Most strength programs avoid testing true single-rep maxes more than twice a year for non-competitive lifters and never more than once per training cycle (8–16 weeks) even for competitive athletes. The reason: a true max attempt carries higher injury risk than a near-max attempt, requires several days of recovery, and tells you less than a well-designed AMRAP (as-many-reps-as-possible) or 3RM test. For ongoing programming, predict from a top set of 3–5 reps every 4–6 weeks. Competitive powerlifters test true 1RMs during meet-day attempts (every 3–6 months), and use predicted maxes from training in between. Olympic weightlifters test true maxes more often (some programs include weekly singles) because the technical complexity of the lifts rewards frequent practice at competition load. For everyone else, more frequent prediction beats more frequent true testing.
Why does my 1RM estimate seem too high or too low for my actual strength?
Predicted 1RMs systematically overestimate true 1RMs when test-set form breaks down (partial reps, sloppy bar path, momentum), when reps are pumped out far past true mechanical failure, or when the test set is higher than 5–6 reps and the formula extrapolates beyond its reliable range.
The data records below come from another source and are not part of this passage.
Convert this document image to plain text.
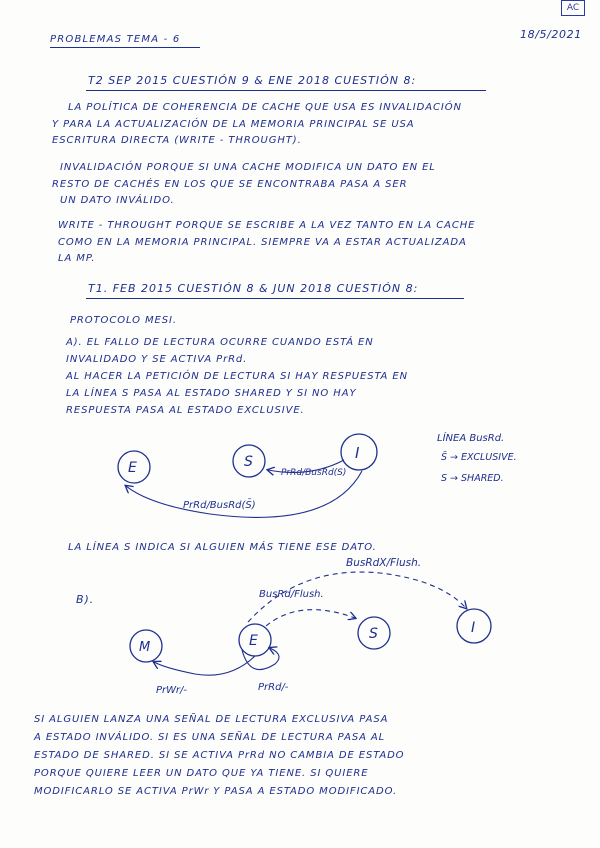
AC
PROBLEMAS TEMA - 6	18/5/2021
T2 SEP 2015 CUESTIÓN 9 & ENE 2018 CUESTIÓN 8:
LA POLÍTICA DE COHERENCIA DE CACHE QUE USA ES INVALIDACIÓN
Y PARA LA ACTUALIZACIÓN DE LA MEMORIA PRINCIPAL SE USA
ESCRITURA DIRECTA (WRITE - THROUGHT).
INVALIDACIÓN PORQUE SI UNA CACHE MODIFICA UN DATO EN EL
RESTO DE CACHÉS EN LOS QUE SE ENCONTRABA PASA A SER
UN DATO INVÁLIDO.
WRITE - THROUGHT PORQUE SE ESCRIBE A LA VEZ TANTO EN LA CACHE
COMO EN LA MEMORIA PRINCIPAL. SIEMPRE VA A ESTAR ACTUALIZADA
LA MP.
T1. FEB 2015 CUESTIÓN 8 & JUN 2018 CUESTIÓN 8:
PROTOCOLO MESI.
A). EL FALLO DE LECTURA OCURRE CUANDO ESTÁ EN
INVALIDADO Y SE ACTIVA PrRd.
AL HACER LA PETICIÓN DE LECTURA SI HAY RESPUESTA EN
LA LÍNEA S PASA AL ESTADO SHARED Y SI NO HAY
RESPUESTA PASA AL ESTADO EXCLUSIVE.
E	S	I
PrRd/BusRd(S)
PrRd/BusRd(S̄)
LÍNEA BusRd.
S̄ → EXCLUSIVE.
S → SHARED.
LA LÍNEA S INDICA SI ALGUIEN MÁS TIENE ESE DATO.
B).
M	E	S	I
BusRdX/Flush.
BusRd/Flush.
PrWr/-	PrRd/-
SI ALGUIEN LANZA UNA SEÑAL DE LECTURA EXCLUSIVA PASA
A ESTADO INVÁLIDO. SI ES UNA SEÑAL DE LECTURA PASA AL
ESTADO DE SHARED. SI SE ACTIVA PrRd NO CAMBIA DE ESTADO
PORQUE QUIERE LEER UN DATO QUE YA TIENE. SI QUIERE
MODIFICARLO SE ACTIVA PrWr Y PASA A ESTADO MODIFICADO.
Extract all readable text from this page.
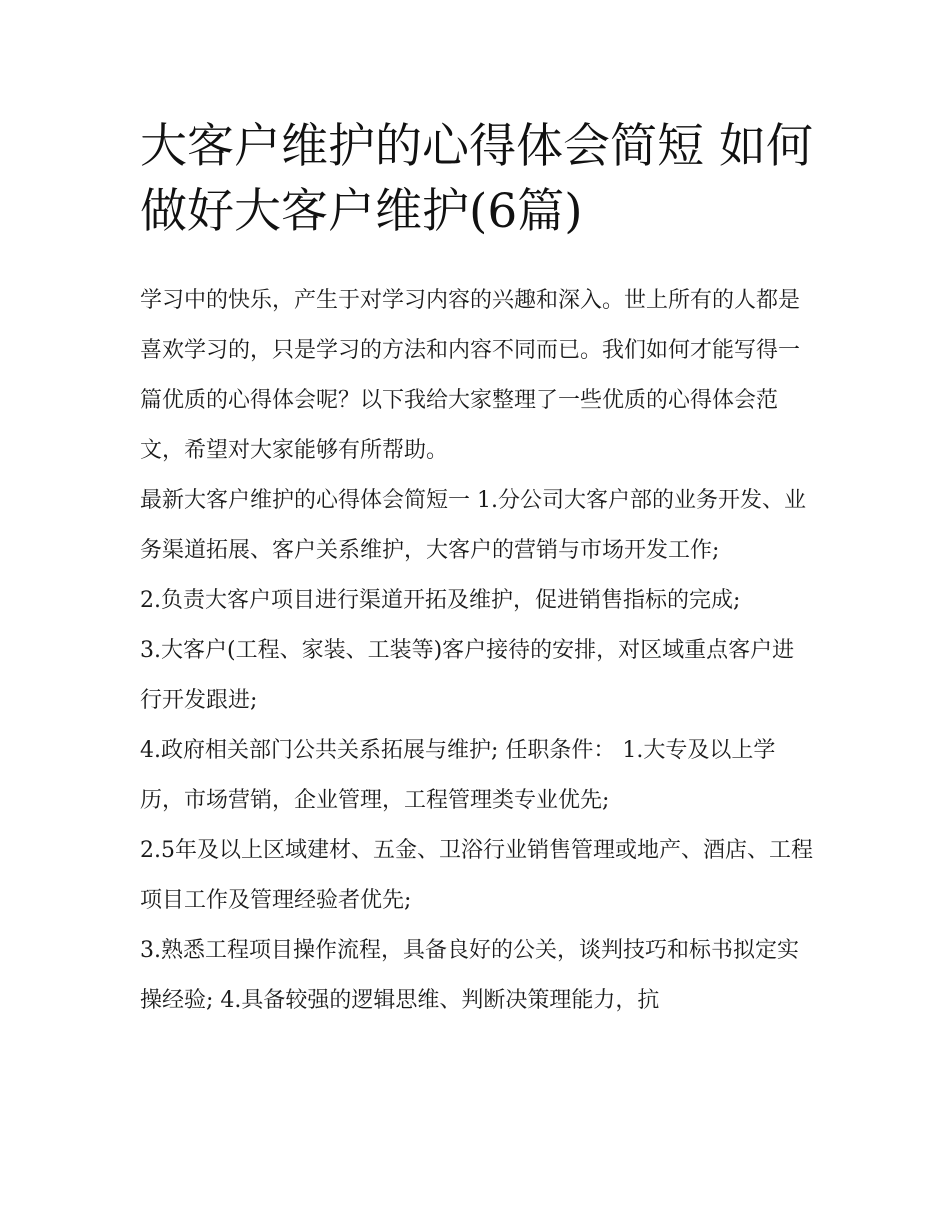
大客户维护的心得体会简短 如何做好大客户维护(6篇)

学习中的快乐，产生于对学习内容的兴趣和深入。世上所有的人都是喜欢学习的，只是学习的方法和内容不同而已。我们如何才能写得一篇优质的心得体会呢？以下我给大家整理了一些优质的心得体会范文，希望对大家能够有所帮助。

最新大客户维护的心得体会简短一 1.分公司大客户部的业务开发、业务渠道拓展、客户关系维护，大客户的营销与市场开发工作;

2.负责大客户项目进行渠道开拓及维护，促进销售指标的完成;

3.大客户(工程、家装、工装等)客户接待的安排，对区域重点客户进行开发跟进;

4.政府相关部门公共关系拓展与维护; 任职条件： 1.大专及以上学历，市场营销，企业管理，工程管理类专业优先;

2.5年及以上区域建材、五金、卫浴行业销售管理或地产、酒店、工程项目工作及管理经验者优先;

3.熟悉工程项目操作流程，具备良好的公关，谈判技巧和标书拟定实操经验; 4.具备较强的逻辑思维、判断决策理能力，抗
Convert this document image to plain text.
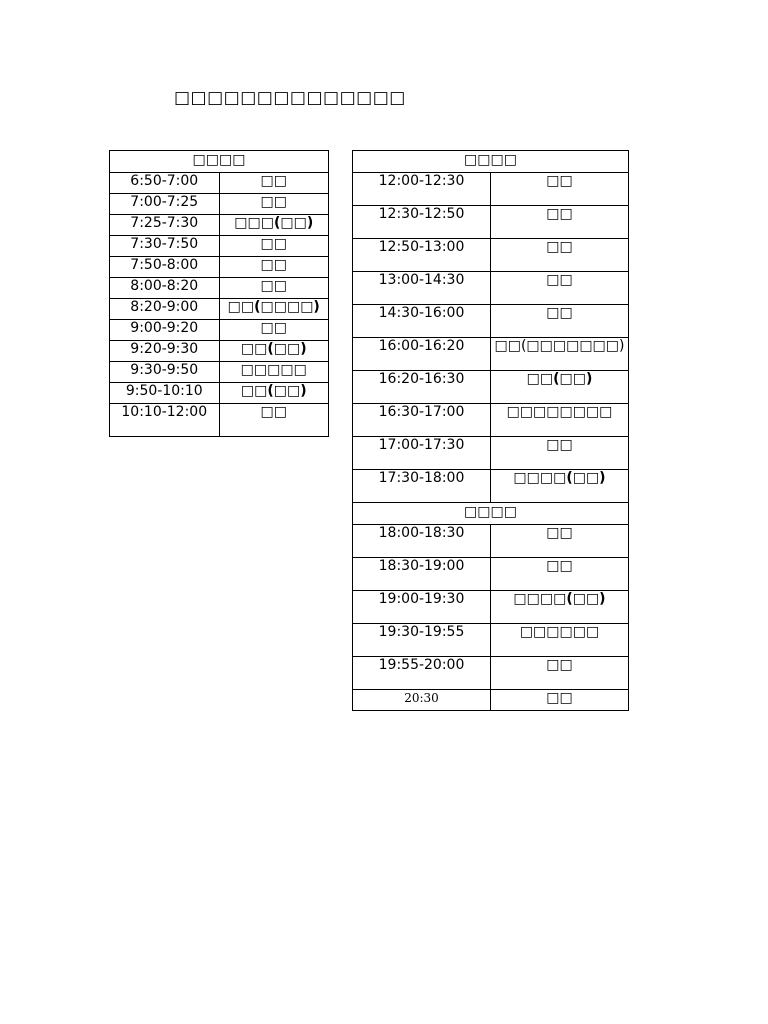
□□□□□□□□□□□□□□
□□□□	
6:50-7:00	□□
7:00-7:25	□□
7:25-7:30	□□□(□□)
7:30-7:50	□□
7:50-8:00	□□
8:00-8:20	□□
8:20-9:00	□□(□□□□)
9:00-9:20	□□
9:20-9:30	□□(□□)
9:30-9:50	□□□□□
9:50-10:10	□□(□□)
10:10-12:00	□□
□□□□	
12:00-12:30	□□
12:30-12:50	□□
12:50-13:00	□□
13:00-14:30	□□
14:30-16:00	□□
16:00-16:20	□□(□□□□□□□)
16:20-16:30	□□(□□)
16:30-17:00	□□□□□□□□
17:00-17:30	□□
17:30-18:00	□□□□(□□)
□□□□	
18:00-18:30	□□
18:30-19:00	□□
19:00-19:30	□□□□(□□)
19:30-19:55	□□□□□□
19:55-20:00	□□
20:30	□□
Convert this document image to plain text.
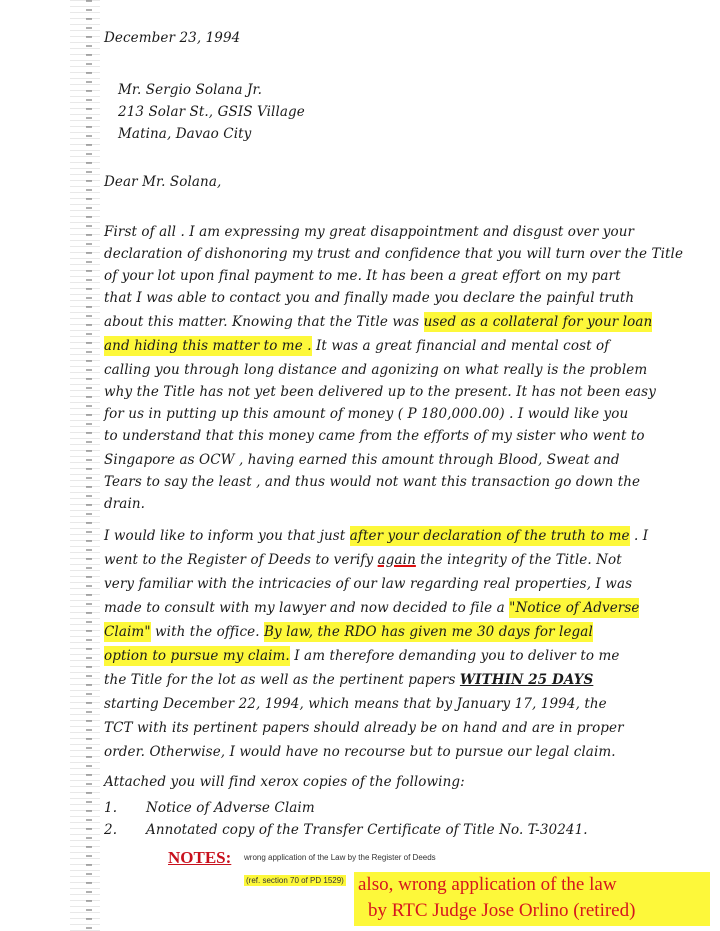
December 23, 1994
Mr. Sergio Solana Jr.
213 Solar St., GSIS Village
Matina, Davao City
Dear Mr. Solana,
First of all . I am expressing my great disappointment and disgust over your
declaration of dishonoring my trust and confidence that you will turn over the Title
of your lot upon final payment to me. It has been a great effort on my part
that I was able to contact you and finally made you declare the painful truth
about this matter. Knowing that the Title was used as a collateral for your loan
and hiding this matter to me . It was a great financial and mental cost of
calling you through long distance and agonizing on what really is the problem
why the Title has not yet been delivered up to the present. It has not been easy
for us in putting up this amount of money ( P 180,000.00) . I would like you
to understand that this money came from the efforts of my sister who went to
Singapore as OCW , having earned this amount through Blood, Sweat and
Tears to say the least , and thus would not want this transaction go down the
drain.
I would like to inform you that just after your declaration of the truth to me . I
went to the Register of Deeds to verify again the integrity of the Title. Not
very familiar with the intricacies of our law regarding real properties, I was
made to consult with my lawyer and now decided to file a "Notice of Adverse
Claim" with the office. By law, the RDO has given me 30 days for legal
option to pursue my claim. I am therefore demanding you to deliver to me
the Title for the lot as well as the pertinent papers WITHIN 25 DAYS
starting December 22, 1994, which means that by January 17, 1994, the
TCT with its pertinent papers should already be on hand and are in proper
order. Otherwise, I would have no recourse but to pursue our legal claim.
Attached you will find xerox copies of the following:
1. Notice of Adverse Claim
2. Annotated copy of the Transfer Certificate of Title No. T-30241.
NOTES: wrong application of the Law by the Register of Deeds
(ref. section 70 of PD 1529) also, wrong application of the law
by RTC Judge Jose Orlino (retired)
They underestimate when you stopped well before failure (3+ reps in reserve), when you tested on a poor day (under-recovered, dehydrated, late evening after a long workday), or when you are still very early in training and lack the neural drive to express true strength even in a maximal attempt. Calibration over time: track your predicted 1RM against your tested 1RM at every meet or peak day, note the systematic bias for your training style and form, and adjust the experience multiplier accordingly. For honest lifters with strict form, the standard formulas land within 5 kg of tested 1RMs on the major lifts.
What are the most common mistakes people make with 1RM estimates?
Testing with too many reps — a 10-rep set has 10%+ prediction error compared to a 3-rep set, so the resulting 5×5 percentages will be slightly off. Allowing form to break down to get more reps, which inflates the prediction and produces working weights that are actually too heavy. Treating the predicted number as exact — your true 1RM has natural ±5% day-to-day variation, so chasing a predicted PR by 1 kg is a chase after noise. Using predicted 1RMs across different exercises — your barbell bench 1RM does not predict your dumbbell-bench 1RM or your incline-bench 1RM; each variation needs its own test. Programming peak attempts at 100% of predicted 1RM on day one of a new cycle — give a buffer (95–97%) the first time, especially if it has been more than a few weeks since the test. And ignoring training experience entirely — the same 5-rep set means a different thing for a beginner who is mostly learning the movement and an advanced lifter near their genetic ceiling.
When should I not use this calculator?
Skip it for higher-rep accessory work (curls, rear delt flies, lateral raises) — the 1RM concept is meaningful for compound barbell lifts but not for isolation exercises that nobody trains in the 1–3 rep range. Avoid it during deloads, illness, or significant under-recovery; the prediction will be artificially low and you will program weights that are too easy. Do not use it on a lift you have not trained in the last four weeks — your 1RM on a movement decays without practice and the prediction will overshoot. Skip it if you cannot lift with consistent technique to failure or near-failure — without a clean test set, the prediction is meaningless. And do not use it for novice lifters who are still acquiring technique on the major lifts (typically the first 3–6 months); for them, "linear progression" programming (add 2.5–5 kg per session as form allows) outperforms any percentage-based scheme. Finally, for competitive powerlifters and weightlifters preparing for meets, predicted 1RMs are a useful planning input but tested singles in the final 4–8 weeks of a peak are what actually counts.